Die Bundesregierung führt weiter aus: „Insbesondere in Diskussionen auf Messenger-Diensten kann die Thematisierung von ,Tag X‘-Szenarien festgestellt werden. Diese umfassen Überlegungen über den Sturz der Regierung sowie der parlamentarischen Demokratie als Staatsform durch Entführungen und ,Verhaftungen‘ von politischen Entscheidungsträgern.“

Darüber hinaus würden in diesem Zusammenhang die Erstürmung des Reichstagsgebäudes in Berlin oder anderer politischer Einrichtungen sowie die Besetzung von Medienhäusern diskutiert, so die Regierung. Thematisiert werde in Einzelfällen in Chat-Gruppen auf Messenger-Diensten auch die Sabotage von Kritischer Infrastruktur (KRITIS) als „Modus Operandi“ für „Tag X“-Szenarien.

Gedankenspiele auch unter „Reichsbürgern“ und „Selbstverwaltern“

Zum Themenfeld „Tag X“-Szenarien und „Antisemitismus“ äußert sich die Bundesregierung ebenfalls. In ihrer Antwort heißt es dazu: „,Tag X‘-Szenarien spielen vor allem unter rechts-extremistischen und antisemitischen Influencern eine Rolle. So lassen sich bei diversen Akteuren Bezugnahmen auf entsprechende Szenarien in verschiedenen Ausprägungen feststellen.“

Im Phänomenbereich „Reichsbürger“ und „Selbstverwalter“ würden ebenfalls Diskussionen zu etwaigen Szenarien geführt, die im Zusammenhang mit einem „Tag X“ stehen. Darüber hinaus seien den Verfassungsschutzbehörden vereinzelt Anhaltspunkte für Planungen von „Tag X“-Szenarien bekannt geworden.

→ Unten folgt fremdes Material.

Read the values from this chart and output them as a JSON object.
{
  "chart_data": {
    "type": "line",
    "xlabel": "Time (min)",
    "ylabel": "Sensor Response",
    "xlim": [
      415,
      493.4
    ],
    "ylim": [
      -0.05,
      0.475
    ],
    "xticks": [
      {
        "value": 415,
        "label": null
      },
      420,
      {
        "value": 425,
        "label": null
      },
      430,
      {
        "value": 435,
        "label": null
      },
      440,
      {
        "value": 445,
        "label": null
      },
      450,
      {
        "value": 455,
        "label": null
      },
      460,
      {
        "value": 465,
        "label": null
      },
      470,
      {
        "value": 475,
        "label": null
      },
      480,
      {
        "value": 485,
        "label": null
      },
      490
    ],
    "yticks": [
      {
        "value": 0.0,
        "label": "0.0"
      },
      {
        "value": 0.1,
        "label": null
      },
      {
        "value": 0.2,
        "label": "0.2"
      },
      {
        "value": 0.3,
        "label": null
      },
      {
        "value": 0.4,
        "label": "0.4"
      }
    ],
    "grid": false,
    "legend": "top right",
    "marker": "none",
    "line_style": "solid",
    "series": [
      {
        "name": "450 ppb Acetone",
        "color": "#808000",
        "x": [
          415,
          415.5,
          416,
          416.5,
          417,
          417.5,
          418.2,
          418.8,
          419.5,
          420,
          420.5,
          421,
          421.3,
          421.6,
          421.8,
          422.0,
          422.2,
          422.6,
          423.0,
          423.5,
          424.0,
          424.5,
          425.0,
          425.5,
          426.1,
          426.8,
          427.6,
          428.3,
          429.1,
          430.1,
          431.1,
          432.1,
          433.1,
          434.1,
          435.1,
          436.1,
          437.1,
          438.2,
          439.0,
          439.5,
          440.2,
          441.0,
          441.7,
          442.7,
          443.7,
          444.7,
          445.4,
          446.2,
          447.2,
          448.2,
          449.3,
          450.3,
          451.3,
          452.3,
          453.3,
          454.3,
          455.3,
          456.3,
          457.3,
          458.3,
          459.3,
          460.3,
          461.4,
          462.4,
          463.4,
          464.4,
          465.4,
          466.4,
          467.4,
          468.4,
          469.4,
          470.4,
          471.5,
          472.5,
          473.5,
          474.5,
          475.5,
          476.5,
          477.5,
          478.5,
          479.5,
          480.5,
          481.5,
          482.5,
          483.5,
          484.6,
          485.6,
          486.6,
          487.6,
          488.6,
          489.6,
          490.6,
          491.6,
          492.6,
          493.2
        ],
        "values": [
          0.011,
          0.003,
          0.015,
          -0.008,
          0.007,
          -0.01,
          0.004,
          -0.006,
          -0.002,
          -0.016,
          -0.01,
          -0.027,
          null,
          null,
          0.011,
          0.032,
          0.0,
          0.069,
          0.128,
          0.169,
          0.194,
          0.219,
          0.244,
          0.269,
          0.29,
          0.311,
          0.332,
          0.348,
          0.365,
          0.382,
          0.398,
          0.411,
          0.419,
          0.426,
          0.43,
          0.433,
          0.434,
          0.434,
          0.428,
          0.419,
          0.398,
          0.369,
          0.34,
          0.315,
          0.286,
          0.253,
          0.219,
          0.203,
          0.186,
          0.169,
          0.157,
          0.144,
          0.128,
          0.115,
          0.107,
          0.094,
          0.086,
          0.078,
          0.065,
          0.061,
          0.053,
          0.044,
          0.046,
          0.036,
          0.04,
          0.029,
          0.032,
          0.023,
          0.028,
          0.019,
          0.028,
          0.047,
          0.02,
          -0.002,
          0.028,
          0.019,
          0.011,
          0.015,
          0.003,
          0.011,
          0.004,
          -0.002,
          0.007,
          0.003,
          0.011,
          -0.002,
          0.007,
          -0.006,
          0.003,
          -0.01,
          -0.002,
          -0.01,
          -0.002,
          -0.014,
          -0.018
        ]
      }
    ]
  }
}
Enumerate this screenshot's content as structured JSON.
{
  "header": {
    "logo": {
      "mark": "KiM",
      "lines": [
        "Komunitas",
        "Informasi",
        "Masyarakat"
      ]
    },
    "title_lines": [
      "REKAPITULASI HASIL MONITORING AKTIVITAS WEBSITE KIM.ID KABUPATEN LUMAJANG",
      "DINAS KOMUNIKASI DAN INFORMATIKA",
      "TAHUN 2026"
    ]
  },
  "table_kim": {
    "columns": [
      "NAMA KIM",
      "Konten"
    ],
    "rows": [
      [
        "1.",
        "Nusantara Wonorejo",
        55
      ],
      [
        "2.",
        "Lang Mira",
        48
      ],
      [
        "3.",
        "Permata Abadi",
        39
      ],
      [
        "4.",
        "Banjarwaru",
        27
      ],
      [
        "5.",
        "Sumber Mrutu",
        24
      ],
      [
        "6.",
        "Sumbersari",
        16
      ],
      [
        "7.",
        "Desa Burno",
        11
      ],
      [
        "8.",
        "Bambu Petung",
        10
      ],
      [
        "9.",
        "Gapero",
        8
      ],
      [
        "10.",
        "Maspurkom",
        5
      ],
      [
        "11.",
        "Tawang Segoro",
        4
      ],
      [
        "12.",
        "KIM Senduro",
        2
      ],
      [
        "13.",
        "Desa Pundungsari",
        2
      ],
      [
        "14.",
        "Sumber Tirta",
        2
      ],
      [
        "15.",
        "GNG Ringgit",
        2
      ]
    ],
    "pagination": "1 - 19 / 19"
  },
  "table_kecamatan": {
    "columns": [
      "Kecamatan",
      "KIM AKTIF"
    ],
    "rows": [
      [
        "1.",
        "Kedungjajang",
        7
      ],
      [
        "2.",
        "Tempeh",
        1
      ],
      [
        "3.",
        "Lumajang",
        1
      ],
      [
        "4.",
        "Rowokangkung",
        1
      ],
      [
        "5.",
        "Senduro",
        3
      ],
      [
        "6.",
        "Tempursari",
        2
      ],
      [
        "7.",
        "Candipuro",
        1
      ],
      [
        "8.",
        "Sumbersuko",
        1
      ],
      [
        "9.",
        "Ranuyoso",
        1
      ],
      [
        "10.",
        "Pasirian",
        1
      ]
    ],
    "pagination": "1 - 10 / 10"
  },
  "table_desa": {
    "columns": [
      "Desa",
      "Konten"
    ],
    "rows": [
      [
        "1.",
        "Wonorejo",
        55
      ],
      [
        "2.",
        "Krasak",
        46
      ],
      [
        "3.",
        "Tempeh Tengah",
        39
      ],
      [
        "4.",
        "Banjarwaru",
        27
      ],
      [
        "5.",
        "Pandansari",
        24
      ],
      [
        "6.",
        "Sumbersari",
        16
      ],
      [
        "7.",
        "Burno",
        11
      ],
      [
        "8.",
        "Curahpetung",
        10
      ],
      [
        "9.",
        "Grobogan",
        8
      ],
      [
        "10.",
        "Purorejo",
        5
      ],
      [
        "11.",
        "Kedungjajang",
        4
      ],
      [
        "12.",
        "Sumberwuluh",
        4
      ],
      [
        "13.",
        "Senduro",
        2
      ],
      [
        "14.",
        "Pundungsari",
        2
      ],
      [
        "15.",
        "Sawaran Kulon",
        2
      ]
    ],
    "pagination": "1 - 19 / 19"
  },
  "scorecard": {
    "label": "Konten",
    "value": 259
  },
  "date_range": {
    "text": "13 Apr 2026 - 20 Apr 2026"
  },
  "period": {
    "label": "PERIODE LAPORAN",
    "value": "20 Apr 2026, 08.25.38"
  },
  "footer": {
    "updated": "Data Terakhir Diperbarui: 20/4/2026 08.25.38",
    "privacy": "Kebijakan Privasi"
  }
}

Noch keine konkrete Gefährdung von Einrichtungen der Kritischen Infrastruktur

Auf die Frage der Linken, wie die Bundesregierung derzeit die Gefahr von Anschlägen auf Kritische Infrastruktur in Deutschland durch extrem rechte Gruppierungen insgesamt einschätze, teilte diese mit: „Dem Bundeskriminalamt als der hierfür zuständigen Bundesbehörde liegen aktuell keine gefährdungsrelevanten Erkenntnisse vor, die auf eine konkrete Gefährdung von Einrichtungen der Kritischen Infrastruktur durch Personen oder Gruppierungen, die dem Phänomenbereich der Politisch motivierte Kriminalität/PMK – rechts – zuzuordnen sind, hindeuten.“

Kritische Infrastrukturen würden grundsätzlich einer abstrakten Gefährdung unterliegen, da Angriffe beziehungsweise Anschläge gegen entsprechende Einrichtungen in besonderer Weise negative Auswirkungen haben dürften, so die Regierungsantwort weiter. „Nicht zuletzt im Hinblick auf Schadenshöhe, Schadensausmaß, zu erwartende Versorgungsengpässe sowie die empfindliche Störung des Sicherheitsgefühls in der Bevölkerung [dürften die Kritischen Infrastrukturen deswegen] aus Tätersicht lohnenswerte Ziele darstellen.“

Es sei daher aus kriminologischer Sicht naheliegend, dass es auch innerhalb des Personenspektrums der PMK – rechts – Überlegungen und Gedankenspiele in Bezug auf verschiedene Szenarien zur Schädigung von Einrichtungen der Kritischen Infrastruktur geben könnte.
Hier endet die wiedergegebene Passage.